It was a long Monday for the “Reimagining Public Safety Act,” but it gained more provisions than it lost by day’s end.
A bill built around increased training and transparency for police officers now bears the number SSHF92. Sponsored by Rep. Carlos Mariani (DFL-St. Paul), it was approved, as amended, by one committee and two divisions and is on its way to the House Ways and Means Committee.
In the House Government Operations Committee, an amendment was added that would restore voting rights to convicted felons immediately upon their release from prison. Current law returns the right to vote after the completion of a sentence, including probation. Secretary of State Steve Simon put the desired result of the provision succinctly: “If you’re in prison, you can’t vote. If you’re out, you can.”
“I have supported this for a number of years,” said Rep. Jerry Hertaus (R-Greenfield). “If you’re not a threat to be in public, how are you a threat to vote?”
The bill, as amended, was approved by the committee, 10-6.
In the House Judiciary and Civil Law Division, the act was amended to insert language that would establish an “Officer-Involved Death Review Board” in the Department of Public Safety to collect, review and analyze data related to each officer-involved death that occurs in the state.
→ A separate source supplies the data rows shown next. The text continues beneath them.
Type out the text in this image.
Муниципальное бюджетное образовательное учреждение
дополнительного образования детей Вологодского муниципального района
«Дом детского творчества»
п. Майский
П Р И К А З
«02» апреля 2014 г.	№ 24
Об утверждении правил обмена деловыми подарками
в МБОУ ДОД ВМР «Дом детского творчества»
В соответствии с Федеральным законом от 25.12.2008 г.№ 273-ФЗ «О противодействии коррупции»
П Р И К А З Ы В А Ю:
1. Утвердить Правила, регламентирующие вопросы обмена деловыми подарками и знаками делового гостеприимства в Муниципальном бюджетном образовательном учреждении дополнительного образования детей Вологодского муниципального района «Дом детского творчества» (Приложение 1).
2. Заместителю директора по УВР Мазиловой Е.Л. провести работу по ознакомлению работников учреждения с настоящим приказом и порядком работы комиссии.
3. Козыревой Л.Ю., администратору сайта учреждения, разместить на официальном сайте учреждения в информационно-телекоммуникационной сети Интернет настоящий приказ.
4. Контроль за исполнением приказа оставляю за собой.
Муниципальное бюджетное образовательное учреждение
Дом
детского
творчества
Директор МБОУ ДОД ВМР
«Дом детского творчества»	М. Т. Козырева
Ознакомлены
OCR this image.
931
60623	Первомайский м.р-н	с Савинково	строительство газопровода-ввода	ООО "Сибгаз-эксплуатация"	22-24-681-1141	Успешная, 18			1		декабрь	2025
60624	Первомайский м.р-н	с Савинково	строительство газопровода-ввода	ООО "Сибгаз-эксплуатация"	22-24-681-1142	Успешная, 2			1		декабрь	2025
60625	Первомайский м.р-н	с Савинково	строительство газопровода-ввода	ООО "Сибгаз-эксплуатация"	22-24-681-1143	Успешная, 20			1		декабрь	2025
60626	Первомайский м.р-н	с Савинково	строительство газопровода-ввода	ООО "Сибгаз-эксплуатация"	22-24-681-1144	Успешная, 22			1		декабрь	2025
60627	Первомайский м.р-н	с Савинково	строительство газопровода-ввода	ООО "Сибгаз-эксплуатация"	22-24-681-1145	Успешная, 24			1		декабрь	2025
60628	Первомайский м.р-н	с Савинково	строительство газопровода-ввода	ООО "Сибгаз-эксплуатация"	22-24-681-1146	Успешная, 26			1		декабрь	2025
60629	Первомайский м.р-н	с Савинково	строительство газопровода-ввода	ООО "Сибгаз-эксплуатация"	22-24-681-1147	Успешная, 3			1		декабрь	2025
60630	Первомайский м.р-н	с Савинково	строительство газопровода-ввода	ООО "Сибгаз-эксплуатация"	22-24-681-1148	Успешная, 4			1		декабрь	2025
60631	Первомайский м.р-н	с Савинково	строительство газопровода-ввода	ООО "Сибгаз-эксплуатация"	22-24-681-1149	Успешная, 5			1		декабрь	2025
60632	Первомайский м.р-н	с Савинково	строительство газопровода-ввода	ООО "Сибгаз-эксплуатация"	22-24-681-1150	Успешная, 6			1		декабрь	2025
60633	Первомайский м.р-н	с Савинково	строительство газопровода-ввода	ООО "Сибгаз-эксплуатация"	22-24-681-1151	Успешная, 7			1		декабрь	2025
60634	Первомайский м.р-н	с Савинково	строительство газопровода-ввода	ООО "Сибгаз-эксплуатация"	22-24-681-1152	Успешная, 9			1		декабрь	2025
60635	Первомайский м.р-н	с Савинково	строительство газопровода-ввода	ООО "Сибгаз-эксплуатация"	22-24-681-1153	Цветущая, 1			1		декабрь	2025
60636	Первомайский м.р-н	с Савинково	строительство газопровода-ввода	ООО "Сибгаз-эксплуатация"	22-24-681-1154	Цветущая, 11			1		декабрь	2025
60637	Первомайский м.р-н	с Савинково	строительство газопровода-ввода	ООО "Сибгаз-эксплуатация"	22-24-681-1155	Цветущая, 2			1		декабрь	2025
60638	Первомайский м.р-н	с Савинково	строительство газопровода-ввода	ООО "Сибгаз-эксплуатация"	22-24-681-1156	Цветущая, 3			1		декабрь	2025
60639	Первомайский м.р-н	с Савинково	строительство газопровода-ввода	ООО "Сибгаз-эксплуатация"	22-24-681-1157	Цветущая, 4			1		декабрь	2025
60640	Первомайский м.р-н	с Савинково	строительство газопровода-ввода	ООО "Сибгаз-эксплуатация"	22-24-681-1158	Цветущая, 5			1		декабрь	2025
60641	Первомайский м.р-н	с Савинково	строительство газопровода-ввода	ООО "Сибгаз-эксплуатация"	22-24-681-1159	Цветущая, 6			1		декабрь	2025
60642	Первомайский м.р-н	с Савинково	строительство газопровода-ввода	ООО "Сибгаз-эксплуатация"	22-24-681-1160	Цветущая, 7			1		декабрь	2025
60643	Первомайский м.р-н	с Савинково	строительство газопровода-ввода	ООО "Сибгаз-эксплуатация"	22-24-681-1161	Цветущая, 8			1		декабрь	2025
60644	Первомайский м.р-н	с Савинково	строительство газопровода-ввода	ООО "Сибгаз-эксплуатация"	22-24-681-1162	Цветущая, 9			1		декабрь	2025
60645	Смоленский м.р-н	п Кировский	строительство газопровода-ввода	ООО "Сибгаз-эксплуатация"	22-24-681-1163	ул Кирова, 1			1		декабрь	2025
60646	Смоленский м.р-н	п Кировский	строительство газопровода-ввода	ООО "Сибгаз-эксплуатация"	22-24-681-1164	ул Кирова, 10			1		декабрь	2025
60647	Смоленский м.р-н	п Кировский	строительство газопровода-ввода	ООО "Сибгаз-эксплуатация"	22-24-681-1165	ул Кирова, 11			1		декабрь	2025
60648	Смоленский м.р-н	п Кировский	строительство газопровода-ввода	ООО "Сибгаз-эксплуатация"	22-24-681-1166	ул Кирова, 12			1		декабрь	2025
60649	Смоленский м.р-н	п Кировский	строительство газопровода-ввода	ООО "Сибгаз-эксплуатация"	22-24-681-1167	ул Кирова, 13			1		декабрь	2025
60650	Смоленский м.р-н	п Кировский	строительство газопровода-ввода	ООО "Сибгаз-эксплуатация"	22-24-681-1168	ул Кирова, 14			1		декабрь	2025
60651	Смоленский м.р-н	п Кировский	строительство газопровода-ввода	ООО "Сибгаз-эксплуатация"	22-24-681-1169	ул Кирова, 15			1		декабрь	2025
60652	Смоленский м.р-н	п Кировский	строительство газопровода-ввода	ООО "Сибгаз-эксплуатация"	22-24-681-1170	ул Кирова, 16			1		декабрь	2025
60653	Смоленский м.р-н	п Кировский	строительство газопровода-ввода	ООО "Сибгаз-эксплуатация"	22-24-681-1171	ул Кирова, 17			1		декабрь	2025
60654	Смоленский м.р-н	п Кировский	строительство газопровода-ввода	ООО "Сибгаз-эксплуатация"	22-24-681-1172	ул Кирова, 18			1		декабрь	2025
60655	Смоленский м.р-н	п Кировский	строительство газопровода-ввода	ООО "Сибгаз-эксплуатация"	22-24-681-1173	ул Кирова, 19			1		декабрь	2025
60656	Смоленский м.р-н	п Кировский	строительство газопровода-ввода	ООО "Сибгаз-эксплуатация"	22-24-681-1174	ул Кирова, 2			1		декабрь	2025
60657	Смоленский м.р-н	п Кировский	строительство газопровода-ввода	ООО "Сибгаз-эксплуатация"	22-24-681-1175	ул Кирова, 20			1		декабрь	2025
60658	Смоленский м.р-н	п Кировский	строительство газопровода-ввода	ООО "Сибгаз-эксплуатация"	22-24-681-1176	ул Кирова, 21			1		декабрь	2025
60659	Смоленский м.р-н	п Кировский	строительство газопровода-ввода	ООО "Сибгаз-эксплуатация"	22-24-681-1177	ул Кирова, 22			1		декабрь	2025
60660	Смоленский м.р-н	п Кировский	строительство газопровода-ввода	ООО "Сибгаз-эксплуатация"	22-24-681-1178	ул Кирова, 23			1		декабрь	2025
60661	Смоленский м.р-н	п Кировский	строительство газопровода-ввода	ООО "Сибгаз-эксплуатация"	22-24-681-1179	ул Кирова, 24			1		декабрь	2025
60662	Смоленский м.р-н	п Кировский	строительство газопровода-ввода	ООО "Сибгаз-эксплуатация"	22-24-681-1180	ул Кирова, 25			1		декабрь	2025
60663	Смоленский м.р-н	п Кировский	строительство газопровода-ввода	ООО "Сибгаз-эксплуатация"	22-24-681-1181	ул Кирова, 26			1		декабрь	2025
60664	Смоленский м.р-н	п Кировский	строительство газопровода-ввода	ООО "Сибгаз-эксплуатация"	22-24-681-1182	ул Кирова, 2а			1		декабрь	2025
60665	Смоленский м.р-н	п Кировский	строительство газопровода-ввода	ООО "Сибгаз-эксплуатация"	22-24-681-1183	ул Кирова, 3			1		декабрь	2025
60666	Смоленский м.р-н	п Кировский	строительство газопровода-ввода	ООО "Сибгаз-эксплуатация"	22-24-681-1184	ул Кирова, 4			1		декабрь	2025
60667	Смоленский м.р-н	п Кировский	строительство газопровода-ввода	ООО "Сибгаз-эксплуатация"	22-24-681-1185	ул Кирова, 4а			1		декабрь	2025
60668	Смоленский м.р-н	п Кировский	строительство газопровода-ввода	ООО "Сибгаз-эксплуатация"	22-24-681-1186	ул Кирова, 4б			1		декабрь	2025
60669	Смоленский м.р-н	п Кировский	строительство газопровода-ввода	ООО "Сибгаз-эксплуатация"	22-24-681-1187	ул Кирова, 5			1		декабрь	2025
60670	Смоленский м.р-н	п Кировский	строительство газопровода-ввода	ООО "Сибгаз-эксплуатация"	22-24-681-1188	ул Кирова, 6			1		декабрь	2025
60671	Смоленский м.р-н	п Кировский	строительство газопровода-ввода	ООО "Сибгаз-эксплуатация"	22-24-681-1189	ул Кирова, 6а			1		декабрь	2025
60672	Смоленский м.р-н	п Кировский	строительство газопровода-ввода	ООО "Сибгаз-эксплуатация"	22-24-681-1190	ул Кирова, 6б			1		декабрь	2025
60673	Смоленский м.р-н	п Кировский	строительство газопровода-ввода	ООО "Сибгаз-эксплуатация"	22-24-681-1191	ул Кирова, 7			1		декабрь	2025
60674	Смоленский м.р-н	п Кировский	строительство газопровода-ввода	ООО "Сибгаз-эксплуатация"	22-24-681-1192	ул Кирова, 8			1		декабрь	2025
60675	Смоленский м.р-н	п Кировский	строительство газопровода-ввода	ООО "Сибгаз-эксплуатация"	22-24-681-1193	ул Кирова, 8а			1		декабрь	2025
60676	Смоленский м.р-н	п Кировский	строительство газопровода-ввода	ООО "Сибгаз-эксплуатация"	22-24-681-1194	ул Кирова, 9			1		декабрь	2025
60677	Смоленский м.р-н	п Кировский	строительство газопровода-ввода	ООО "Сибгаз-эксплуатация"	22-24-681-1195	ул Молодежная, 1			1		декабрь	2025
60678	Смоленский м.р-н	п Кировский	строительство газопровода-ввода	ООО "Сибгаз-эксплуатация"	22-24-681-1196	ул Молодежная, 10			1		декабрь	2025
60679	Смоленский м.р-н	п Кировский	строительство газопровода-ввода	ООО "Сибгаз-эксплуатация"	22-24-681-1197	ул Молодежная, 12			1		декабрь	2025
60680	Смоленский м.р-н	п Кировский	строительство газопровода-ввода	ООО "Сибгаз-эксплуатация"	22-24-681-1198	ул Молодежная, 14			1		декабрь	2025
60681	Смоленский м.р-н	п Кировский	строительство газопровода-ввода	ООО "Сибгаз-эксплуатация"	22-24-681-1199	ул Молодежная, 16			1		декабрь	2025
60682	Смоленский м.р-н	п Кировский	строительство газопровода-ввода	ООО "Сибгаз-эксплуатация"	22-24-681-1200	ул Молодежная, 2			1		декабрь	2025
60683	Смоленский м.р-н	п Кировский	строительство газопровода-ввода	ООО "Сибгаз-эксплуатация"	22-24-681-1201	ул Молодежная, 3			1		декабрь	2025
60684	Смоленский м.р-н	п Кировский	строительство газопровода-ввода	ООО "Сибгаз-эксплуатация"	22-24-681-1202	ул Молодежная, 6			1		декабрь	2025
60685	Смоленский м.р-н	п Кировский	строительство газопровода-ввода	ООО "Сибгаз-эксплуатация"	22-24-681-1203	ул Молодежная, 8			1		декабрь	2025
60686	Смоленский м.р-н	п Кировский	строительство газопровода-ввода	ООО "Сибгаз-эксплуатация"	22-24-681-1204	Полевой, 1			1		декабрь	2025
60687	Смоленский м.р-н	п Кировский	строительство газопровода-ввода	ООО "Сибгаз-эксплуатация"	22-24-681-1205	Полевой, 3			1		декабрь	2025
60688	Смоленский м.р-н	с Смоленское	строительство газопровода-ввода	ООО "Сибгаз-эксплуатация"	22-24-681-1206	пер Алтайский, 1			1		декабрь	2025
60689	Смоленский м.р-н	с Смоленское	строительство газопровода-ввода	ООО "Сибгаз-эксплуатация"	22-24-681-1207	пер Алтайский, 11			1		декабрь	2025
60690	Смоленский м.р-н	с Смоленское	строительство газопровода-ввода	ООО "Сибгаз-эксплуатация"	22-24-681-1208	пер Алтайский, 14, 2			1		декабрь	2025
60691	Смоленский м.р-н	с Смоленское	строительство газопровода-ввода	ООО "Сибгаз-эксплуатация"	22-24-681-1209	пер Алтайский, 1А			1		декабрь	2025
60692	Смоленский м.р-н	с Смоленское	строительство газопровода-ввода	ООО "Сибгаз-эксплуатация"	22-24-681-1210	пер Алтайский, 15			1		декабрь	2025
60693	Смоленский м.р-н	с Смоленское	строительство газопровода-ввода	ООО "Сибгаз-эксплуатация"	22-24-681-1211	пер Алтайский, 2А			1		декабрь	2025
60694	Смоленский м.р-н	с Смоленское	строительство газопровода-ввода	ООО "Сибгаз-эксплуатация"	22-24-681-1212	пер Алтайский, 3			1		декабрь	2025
Another amendment approved in that division removed language in the original act on creating critical incident stress management teams with which emergency service providers can consult. A few division Republicans expressed disappointment, saying it was the provision that they were most solidly behind. But Rep. Kelly Moller (DFL-Shoreview) said the plan is to replace it with improved language.
The division approved the bill on an 11-7 vote.
The discussion of the removal of language on critical incident stress management teams was also an issue in a later meeting of the House Public Safety and Criminal Justice Reform Finance and Policy Division. More than one Republican called it the most important part of the bill. That division also voted to remove it.
In an amendment approved by that division, the “Office of Community-Led Public Safety Coordination” became a “community-led public safety coordinator” in the Department of Public Safety’s Office of Justice Programs, and most language on “co-responders” was changed to such things as “community-based responses to crises” and “mental health crisis response.”
Other provisions within the bill would:
The House Public Safety and Criminal Justice Reform Finance and Policy Division approved the bill by a 10-7 party-line vote.